A recent panel discussion, co-hosted by the South Asia Center, Jackson School of International Studies (University of Washington), and MESA Global Academy, brought together ALPA scholars and other leading Afghanistan specialists to explore critical issues hindering the country's development. The panel focused on the challenges of establishing the rule of law, fostering democratic transitions, and overcoming authoritarian tendencies in Afghanistan.

Dr. Mohammad Bashir Mobasher, a prominent scholar on constitutional law and statebuilding, delved into the concept of the "rentier state" and the "politics of exclusion" as two major roadblocks to effective statebuilding in Afghanistan. Rentier states rely on extracting revenue from (foreign) resources rather than developing a productive economy, while the politics of exclusion marginalizes certain groups, hindering social cohesion and stability. Dr. Mobasher's analysis highlighted how these factors have historically impeded the establishment of a strong rule of law and democratic institutions in Afghanistan.

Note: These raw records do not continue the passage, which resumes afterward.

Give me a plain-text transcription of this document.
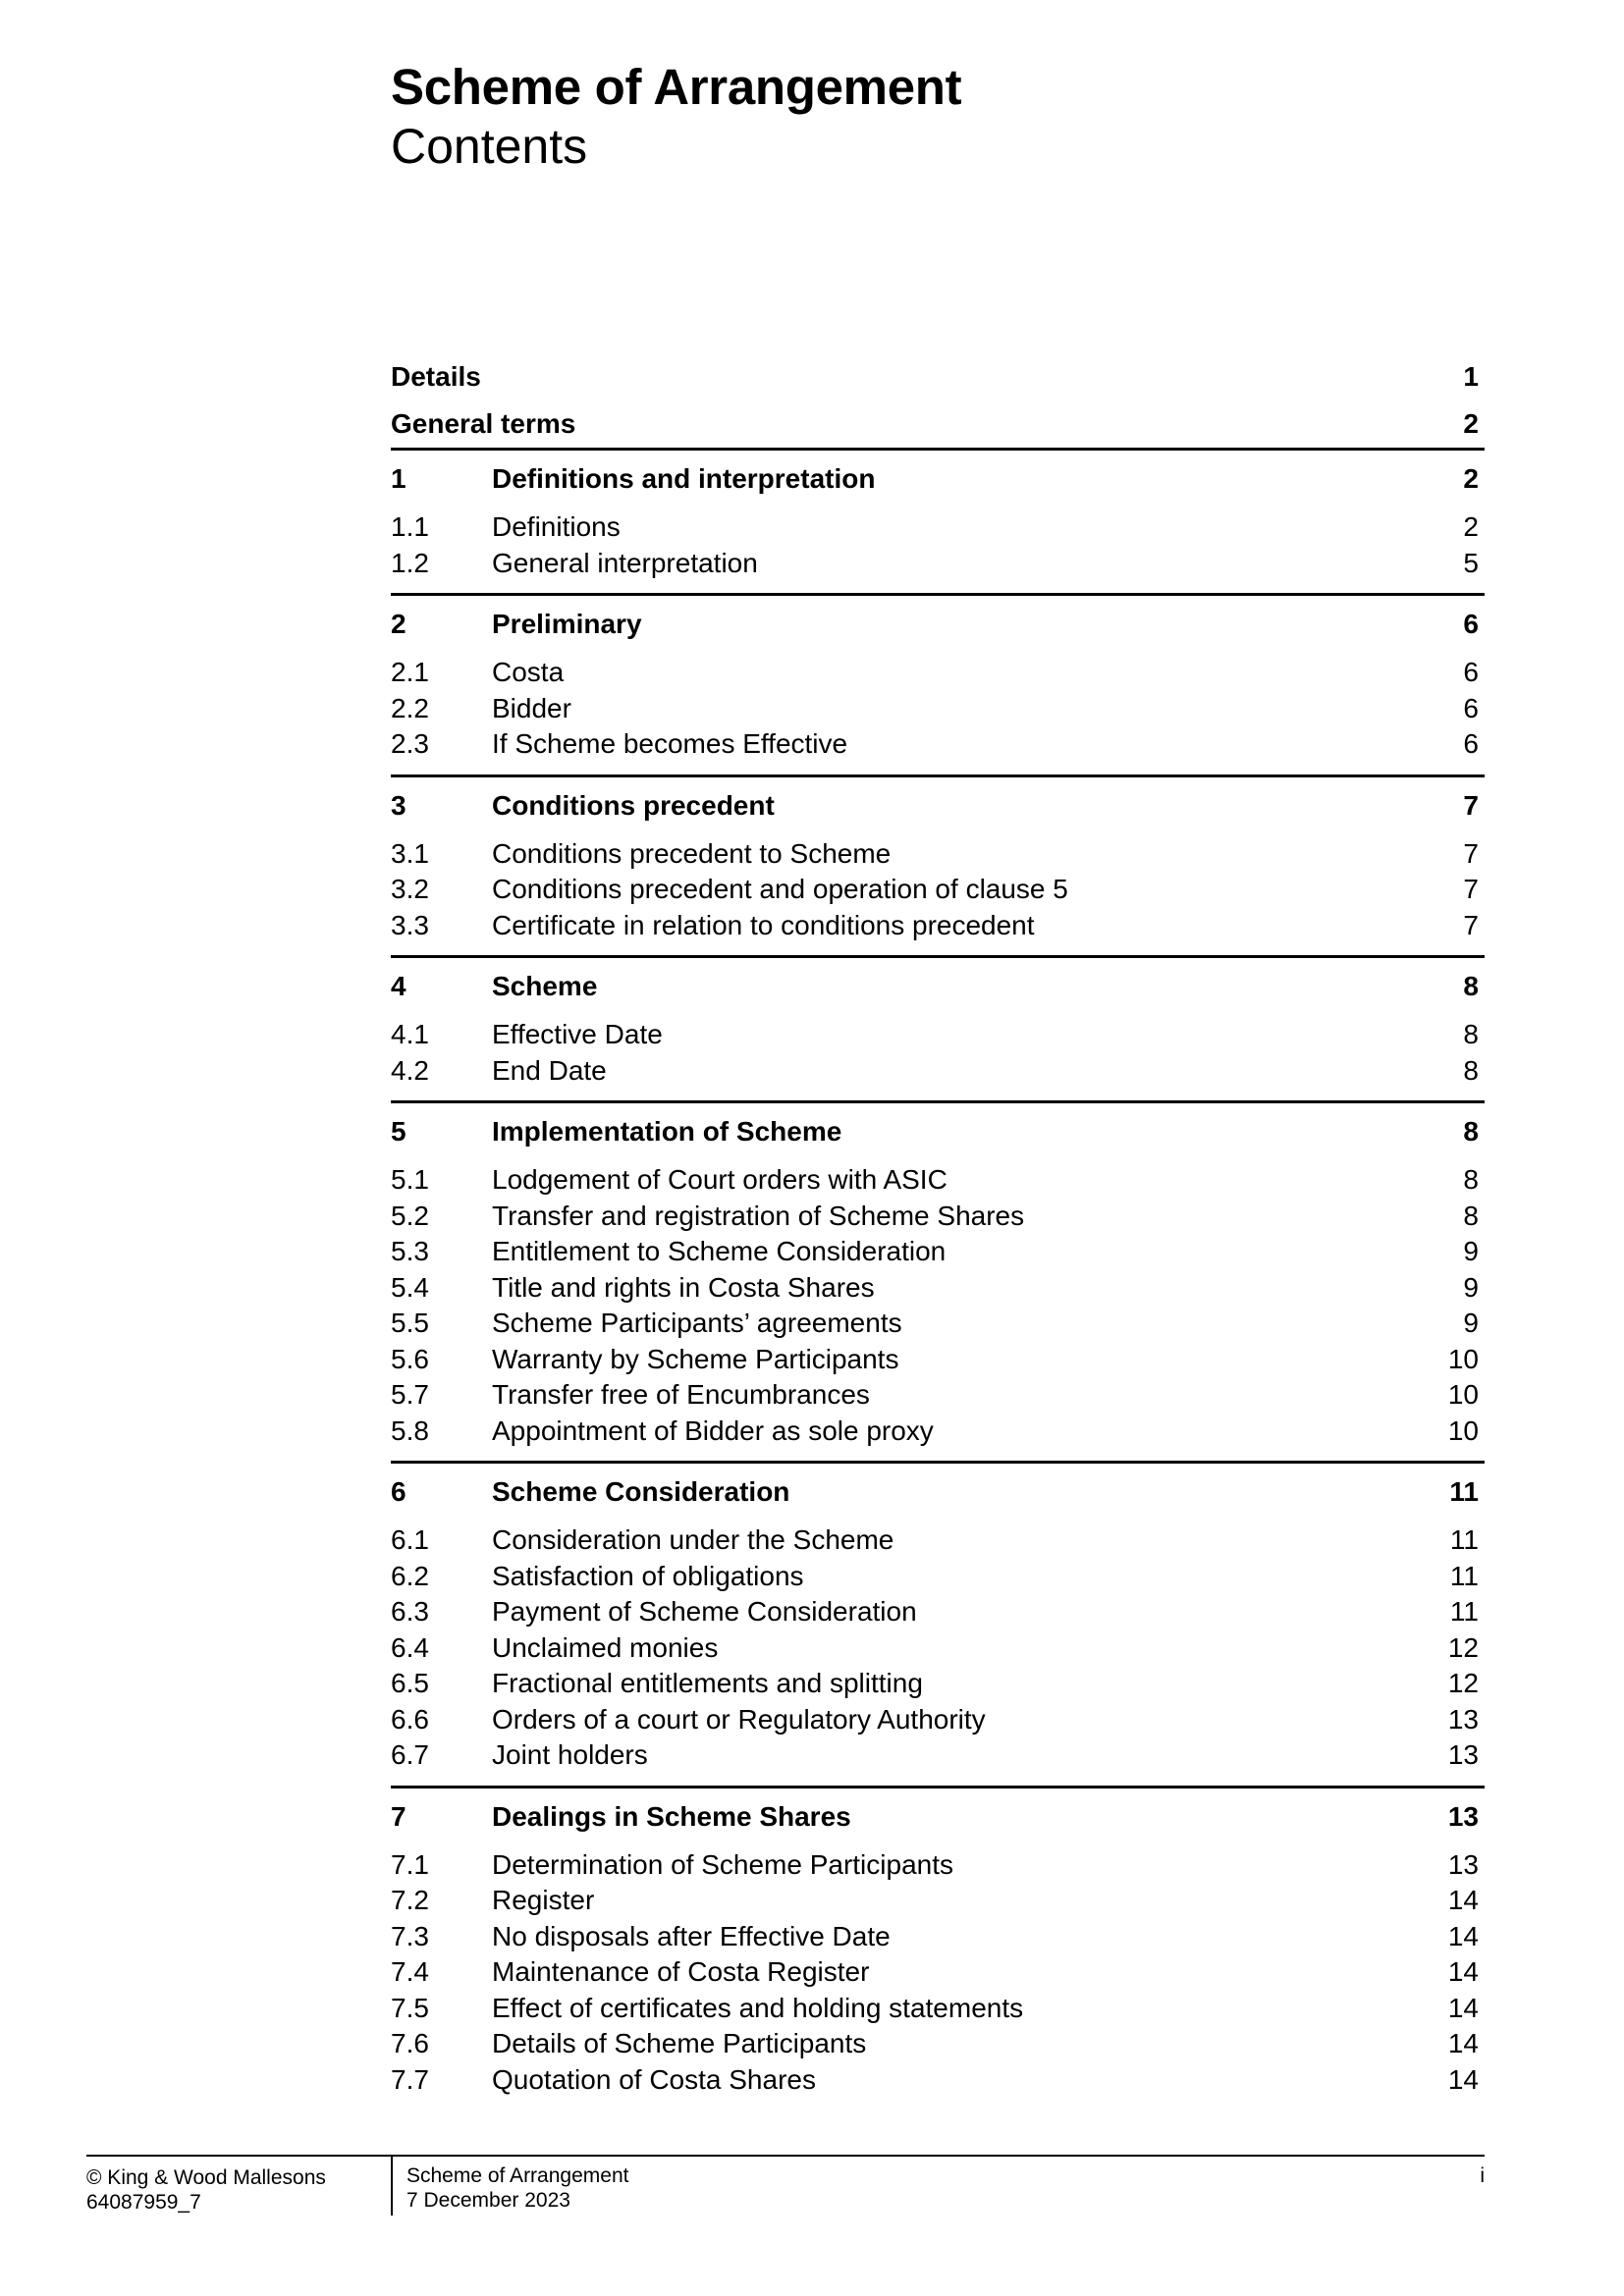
Scheme of Arrangement
Contents
Details	1
General terms	2
1	Definitions and interpretation	2
1.1 Definitions	2
1.2 General interpretation	5
2	Preliminary	6
2.1 Costa	6
2.2 Bidder	6
2.3 If Scheme becomes Effective	6
3	Conditions precedent	7
3.1 Conditions precedent to Scheme	7
3.2 Conditions precedent and operation of clause 5	7
3.3 Certificate in relation to conditions precedent	7
4	Scheme	8
4.1 Effective Date	8
4.2 End Date	8
5	Implementation of Scheme	8
5.1 Lodgement of Court orders with ASIC	8
5.2 Transfer and registration of Scheme Shares	8
5.3 Entitlement to Scheme Consideration	9
5.4 Title and rights in Costa Shares	9
5.5 Scheme Participants’ agreements	9
5.6 Warranty by Scheme Participants	10
5.7 Transfer free of Encumbrances	10
5.8 Appointment of Bidder as sole proxy	10
6	Scheme Consideration	11
6.1 Consideration under the Scheme	11
6.2 Satisfaction of obligations	11
6.3 Payment of Scheme Consideration	11
6.4 Unclaimed monies	12
6.5 Fractional entitlements and splitting	12
6.6 Orders of a court or Regulatory Authority	13
6.7 Joint holders	13
7	Dealings in Scheme Shares	13
7.1 Determination of Scheme Participants	13
7.2 Register	14
7.3 No disposals after Effective Date	14
7.4 Maintenance of Costa Register	14
7.5 Effect of certificates and holding statements	14
7.6 Details of Scheme Participants	14
7.7 Quotation of Costa Shares	14
© King & Wood Mallesons
64087959_7
Scheme of Arrangement
7 December 2023
i
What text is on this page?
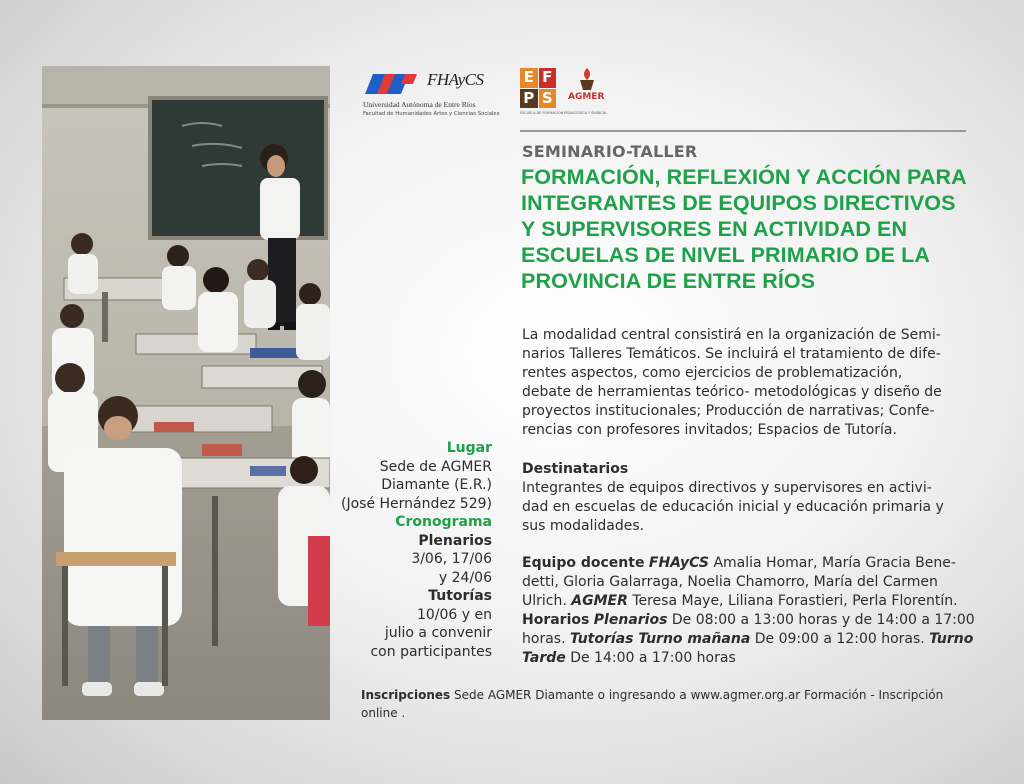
FHAyCS
Universidad Autónoma de Entre Ríos
Facultad de Humanidades Artes y Ciencias Sociales
E F
P S	AGMER
ESCUELA DE FORMACIÓN PEDAGÓGICA Y SINDICAL
SEMINARIO-TALLER
FORMACIÓN, REFLEXIÓN Y ACCIÓN PARA
INTEGRANTES DE EQUIPOS DIRECTIVOS
Y SUPERVISORES EN ACTIVIDAD EN
ESCUELAS DE NIVEL PRIMARIO DE LA
PROVINCIA DE ENTRE RÍOS
La modalidad central consistirá en la organización de Semi-
narios Talleres Temáticos. Se incluirá el tratamiento de dife-
rentes aspectos, como ejercicios de problematización,
debate de herramientas teórico- metodológicas y diseño de
proyectos institucionales; Producción de narrativas; Confe-
rencias con profesores invitados; Espacios de Tutoría.
Destinatarios
Integrantes de equipos directivos y supervisores en activi-
dad en escuelas de educación inicial y educación primaria y
sus modalidades.
Equipo docente FHAyCS Amalia Homar, María Gracia Bene-
detti, Gloria Galarraga, Noelia Chamorro, María del Carmen
Ulrich. AGMER Teresa Maye, Liliana Forastieri, Perla Florentín.
Horarios Plenarios De 08:00 a 13:00 horas y de 14:00 a 17:00
horas. Tutorías Turno mañana De 09:00 a 12:00 horas. Turno
Tarde De 14:00 a 17:00 horas
Lugar
Sede de AGMER
Diamante (E.R.)
(José Hernández 529)
Cronograma
Plenarios
3/06, 17/06
y 24/06
Tutorías
10/06 y en
julio a convenir
con participantes
Inscripciones Sede AGMER Diamante o ingresando a www.agmer.org.ar Formación - Inscripción
online .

Dr. Shamshad Pasarlay, a distinguished scholar specializing in comparative constitutional law and Islamic law, shifted the focus to the Taliban's interpretation and organization of "Amr-i-bi-Almaroof" (promoting good and preventing evil) within their governance structure. Dr. Pasarlay's insights shed light on how the Taliban defines and enforces "Amr-i-bi-Almaroof", potentially impacting the rule of law and individual rights under their rule.

The panel also hosted Dr. Anila Daulatzai (UC Berkeley), a renowned anticolonial anthropologist, and M. Ramin Mansoori (University of Pittsburgh), an expert on Afghan politics and history, also participated in the discussion. The panel was moderated by Aria Fani (University of Washington). Their combined expertise provided a comprehensive analysis of the complex issues facing Afghanistan.